Forent Energy Takes on Leadership Role at Nova Scotian Block

Forent Energy Inc.

Forent Energy has fulfilled the earning commitments of the Farm-In Agreement with EOG Resources Canada Inc. ("EOG") and another Major Canadian Energy Company on the Alton Block in Nova Scotia and has agreed to take over ownership and operatorship of the Block.

The Alton Block is a 740,000 acre petroleum and natural gas holding secured under a Nova Scotia Exploration License first issued to EOG in February 2003. The block encompasses two oil and gas reef prone fairways in an area of some 250,000 acres on the south portion of the block and 150,000 acres of thick shale deposition to the north, which is a continuation of the shale where gas was discovered on offsetting lands.

Forent Energy Inc. became a public company effective December 18, 2008 as a result of the reverse takeover of Seriatim Ventures Inc. The Company holds exploration licenses on both the Alton (740,000 acres) and the Beech Hill (466,000 acres) Blocks in Nova Scotia, making it the largest on-shore oil and gas license holder in the province, with more than 1.2 million acres.

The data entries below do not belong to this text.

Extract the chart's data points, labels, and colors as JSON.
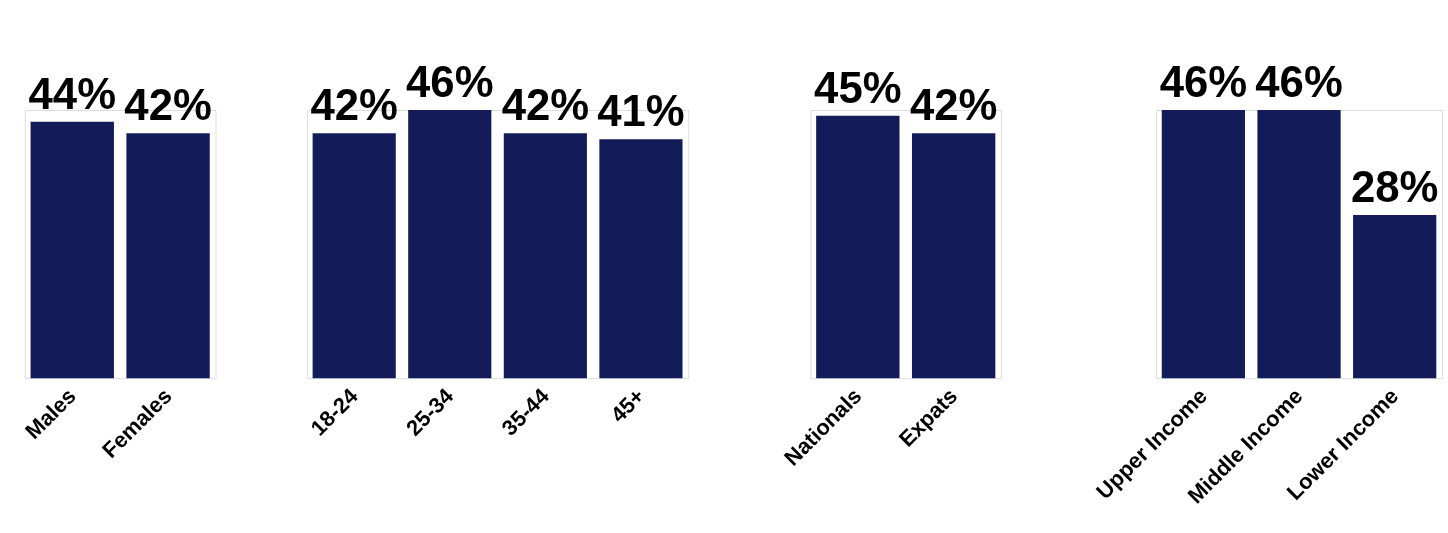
{
  "chart_data": [
    {
      "type": "bar",
      "categories": [
        "Males",
        "Females"
      ],
      "values": [
        44,
        42
      ],
      "value_labels": [
        "44%",
        "42%"
      ],
      "color": "#131c58"
    },
    {
      "type": "bar",
      "categories": [
        "18-24",
        "25-34",
        "35-44",
        "45+"
      ],
      "values": [
        42,
        46,
        42,
        41
      ],
      "value_labels": [
        "42%",
        "46%",
        "42%",
        "41%"
      ],
      "color": "#131c58"
    },
    {
      "type": "bar",
      "categories": [
        "Nationals",
        "Expats"
      ],
      "values": [
        45,
        42
      ],
      "value_labels": [
        "45%",
        "42%"
      ],
      "color": "#131c58"
    },
    {
      "type": "bar",
      "categories": [
        "Upper Income",
        "Middle Income",
        "Lower Income"
      ],
      "values": [
        46,
        46,
        28
      ],
      "value_labels": [
        "46%",
        "46%",
        "28%"
      ],
      "color": "#131c58"
    }
  ]
}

In 2008 Forent acquired approximately 48 km of 2D seismic and purchased an additional 200 km seismic for the Alton and Beech Hill Blocks. In addition, the Company completed its Alton farm-in commitment by drilling the Camden #1 shale gas well to a depth of 1,464 metres. This well provided evidence of the continuation of the shale fairway, proven to exist on adjacent lands being developed under a recently issued Production Agreement. The Company plans to continue to explore for oil and gas on the Alton and Beech Hill Blocks during 2009, from its extensive inventory of high netback oil and natural gas projects. Such opportunities include the substantial Horton shale gas resource play, as well as, conventional Gays River carbonate oil & gas targets and Horton shale oil. The Company's Nova Scotia properties are bisected by the Maritimes & Northeast natural gas pipeline, which provides the needed market for gas developments and there is access to oil refineries to process any future crude oil discoveries.

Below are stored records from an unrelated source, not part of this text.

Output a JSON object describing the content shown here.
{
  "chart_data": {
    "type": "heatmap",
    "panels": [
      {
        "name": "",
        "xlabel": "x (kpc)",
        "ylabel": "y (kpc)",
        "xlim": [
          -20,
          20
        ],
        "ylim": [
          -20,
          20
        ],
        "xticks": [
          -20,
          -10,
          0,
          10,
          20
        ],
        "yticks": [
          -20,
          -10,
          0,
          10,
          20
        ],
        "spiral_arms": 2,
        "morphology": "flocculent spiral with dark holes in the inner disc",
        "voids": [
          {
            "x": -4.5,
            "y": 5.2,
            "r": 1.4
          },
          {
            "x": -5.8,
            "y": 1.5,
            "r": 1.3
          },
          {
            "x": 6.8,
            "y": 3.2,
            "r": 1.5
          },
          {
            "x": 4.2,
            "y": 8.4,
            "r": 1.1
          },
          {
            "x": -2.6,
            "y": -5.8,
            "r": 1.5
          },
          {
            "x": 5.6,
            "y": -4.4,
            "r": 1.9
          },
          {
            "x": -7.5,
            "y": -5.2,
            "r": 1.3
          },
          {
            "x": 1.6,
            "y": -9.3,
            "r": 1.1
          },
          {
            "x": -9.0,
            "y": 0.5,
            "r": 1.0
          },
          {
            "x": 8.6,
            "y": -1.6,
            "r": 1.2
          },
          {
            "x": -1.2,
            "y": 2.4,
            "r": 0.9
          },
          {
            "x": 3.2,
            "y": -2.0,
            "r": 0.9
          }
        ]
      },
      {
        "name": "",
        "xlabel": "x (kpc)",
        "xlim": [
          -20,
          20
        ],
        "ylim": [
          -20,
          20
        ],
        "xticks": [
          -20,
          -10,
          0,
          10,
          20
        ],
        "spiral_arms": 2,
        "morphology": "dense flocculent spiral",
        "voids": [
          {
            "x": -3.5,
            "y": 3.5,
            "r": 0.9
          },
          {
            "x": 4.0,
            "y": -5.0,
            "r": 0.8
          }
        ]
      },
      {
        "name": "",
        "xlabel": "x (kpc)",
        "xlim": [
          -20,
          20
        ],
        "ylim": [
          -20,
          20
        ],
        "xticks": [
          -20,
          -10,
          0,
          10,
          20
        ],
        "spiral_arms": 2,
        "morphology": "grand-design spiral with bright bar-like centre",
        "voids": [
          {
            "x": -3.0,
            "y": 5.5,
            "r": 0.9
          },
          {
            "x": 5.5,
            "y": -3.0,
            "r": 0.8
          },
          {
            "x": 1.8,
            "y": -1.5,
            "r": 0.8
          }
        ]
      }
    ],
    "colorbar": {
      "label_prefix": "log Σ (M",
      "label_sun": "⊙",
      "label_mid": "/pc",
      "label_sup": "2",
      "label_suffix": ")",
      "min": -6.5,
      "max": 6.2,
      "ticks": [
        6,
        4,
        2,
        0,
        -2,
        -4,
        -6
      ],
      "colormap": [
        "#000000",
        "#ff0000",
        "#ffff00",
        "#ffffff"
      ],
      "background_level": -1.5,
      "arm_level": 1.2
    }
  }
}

In Alberta, Forent is continuing to develop its low cost, low risk natural gas plays. The Ferrybank 8-32 (45% net interest) glauconite gas well that the company drilled in 2007 was recompleted with a 20 tonne frac that, after clean-up, flowed at 1.2 mmcf/d on a 48 hour test. The company is engaged in the equipping and tie-in of this well which is anticipated to significantly increase Forent's cash flow. The Company's Alberta production is largely natural gas and is intended to cover the majority of its general and administrative expenses so that Forent may focus its attention on the development of its Nova Scotia prospects.